Edith Meiser also adapted the story for the radio series The New Adventures of Sherlock Holmes with Basil Rathbone as Holmes and Nigel Bruce as Watson. The episode aired on 30 November 1941. Another adaptation of the story aired in the same series on 30 May 1948 (with John Stanley as Holmes and Alfred Shirley as Watson).

John Gielgud played Sherlock Holmes and Ralph Richardson played Dr. Watson in a radio adaptation that aired on the BBC Light Programme on 2 November 1954. It was broadcast on NBC radio on 23 January 1955.

A radio adaptation aired in 1969, as part of the 1952–1969 BBC radio series starring Carleton Hobbs as Holmes and Norman Shelley as Watson. It was adapted by Michael Hardwick.

The story was adapted in 1990 by Peter Mackie as an episode of the 1989–1998 BBC radio series, starring Clive Merrison as Holmes and Michael Williams as Watson, and featuring Susannah Corbett as Mary Sutherland.

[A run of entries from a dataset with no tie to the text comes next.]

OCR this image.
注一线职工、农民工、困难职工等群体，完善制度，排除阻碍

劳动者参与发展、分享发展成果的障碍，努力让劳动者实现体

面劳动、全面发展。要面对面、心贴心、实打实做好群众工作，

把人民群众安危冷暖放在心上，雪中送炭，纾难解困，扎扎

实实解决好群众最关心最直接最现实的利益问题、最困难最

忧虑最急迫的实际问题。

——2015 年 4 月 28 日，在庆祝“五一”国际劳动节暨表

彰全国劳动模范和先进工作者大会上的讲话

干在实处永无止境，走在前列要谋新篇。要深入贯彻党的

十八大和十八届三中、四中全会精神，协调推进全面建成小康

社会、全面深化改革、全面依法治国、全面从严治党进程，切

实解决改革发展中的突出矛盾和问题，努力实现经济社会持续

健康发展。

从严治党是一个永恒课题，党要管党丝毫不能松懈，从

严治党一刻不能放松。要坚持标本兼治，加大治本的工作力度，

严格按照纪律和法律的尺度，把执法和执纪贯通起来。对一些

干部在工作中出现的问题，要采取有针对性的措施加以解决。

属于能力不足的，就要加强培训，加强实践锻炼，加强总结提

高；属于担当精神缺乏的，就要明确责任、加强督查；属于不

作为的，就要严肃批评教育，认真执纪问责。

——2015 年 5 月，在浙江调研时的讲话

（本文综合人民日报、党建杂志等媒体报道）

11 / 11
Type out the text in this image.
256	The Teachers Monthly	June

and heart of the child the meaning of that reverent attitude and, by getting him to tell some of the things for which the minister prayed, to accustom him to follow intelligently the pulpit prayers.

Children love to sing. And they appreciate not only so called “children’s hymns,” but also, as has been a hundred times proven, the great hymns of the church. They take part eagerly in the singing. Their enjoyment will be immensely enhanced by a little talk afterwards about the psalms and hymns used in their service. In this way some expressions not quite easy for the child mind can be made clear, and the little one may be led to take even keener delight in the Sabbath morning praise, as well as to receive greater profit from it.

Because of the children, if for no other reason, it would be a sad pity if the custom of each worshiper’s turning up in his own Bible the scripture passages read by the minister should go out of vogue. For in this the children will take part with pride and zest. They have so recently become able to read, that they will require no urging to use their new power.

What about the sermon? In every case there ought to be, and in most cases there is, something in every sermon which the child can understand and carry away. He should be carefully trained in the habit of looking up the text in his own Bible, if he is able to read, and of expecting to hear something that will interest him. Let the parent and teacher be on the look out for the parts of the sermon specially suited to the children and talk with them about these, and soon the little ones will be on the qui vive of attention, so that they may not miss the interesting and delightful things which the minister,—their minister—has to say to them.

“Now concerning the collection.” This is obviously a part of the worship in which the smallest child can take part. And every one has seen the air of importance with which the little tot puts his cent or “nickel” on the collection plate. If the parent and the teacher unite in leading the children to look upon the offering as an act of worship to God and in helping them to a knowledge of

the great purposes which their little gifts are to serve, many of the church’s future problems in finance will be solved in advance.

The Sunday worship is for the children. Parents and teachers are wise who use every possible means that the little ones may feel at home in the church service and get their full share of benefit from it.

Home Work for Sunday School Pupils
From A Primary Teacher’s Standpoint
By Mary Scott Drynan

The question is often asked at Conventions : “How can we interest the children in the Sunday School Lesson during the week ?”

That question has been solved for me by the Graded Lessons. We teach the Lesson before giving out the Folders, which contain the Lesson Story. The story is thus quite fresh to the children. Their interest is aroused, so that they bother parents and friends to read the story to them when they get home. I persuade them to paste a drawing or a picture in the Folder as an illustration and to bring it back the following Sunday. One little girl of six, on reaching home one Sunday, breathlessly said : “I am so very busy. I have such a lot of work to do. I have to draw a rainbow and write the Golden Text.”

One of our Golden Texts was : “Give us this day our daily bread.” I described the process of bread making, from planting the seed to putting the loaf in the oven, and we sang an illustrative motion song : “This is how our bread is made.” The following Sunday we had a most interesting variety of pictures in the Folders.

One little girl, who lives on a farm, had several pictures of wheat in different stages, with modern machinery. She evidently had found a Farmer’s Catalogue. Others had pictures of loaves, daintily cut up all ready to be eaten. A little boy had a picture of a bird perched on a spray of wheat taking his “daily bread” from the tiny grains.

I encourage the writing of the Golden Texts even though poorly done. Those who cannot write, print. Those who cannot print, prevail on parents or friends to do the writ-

A 2014 episode of the radio series The Classic Adventures of Sherlock Holmes was adapted from the story, with John Patrick Lowrie as Holmes and Lawrence Albert as Watson.

In 2024, the podcast Sherlock & Co. adapted the story in a two-episode adventure, starring Harry Attwell as Sherlock Holmes, Paul Waggott as Dr. John Watson and Marta da Silva as Mariana "Mrs. Hudson" Ametxazurra.

- In 2025, Paul Waggott from Sherlock & Co. podcast reprised his role as John Watson redoing the story in its original text from 1892's The Adventures of Sherlock Holmes as an Audiobook, from Watson's first person perspective.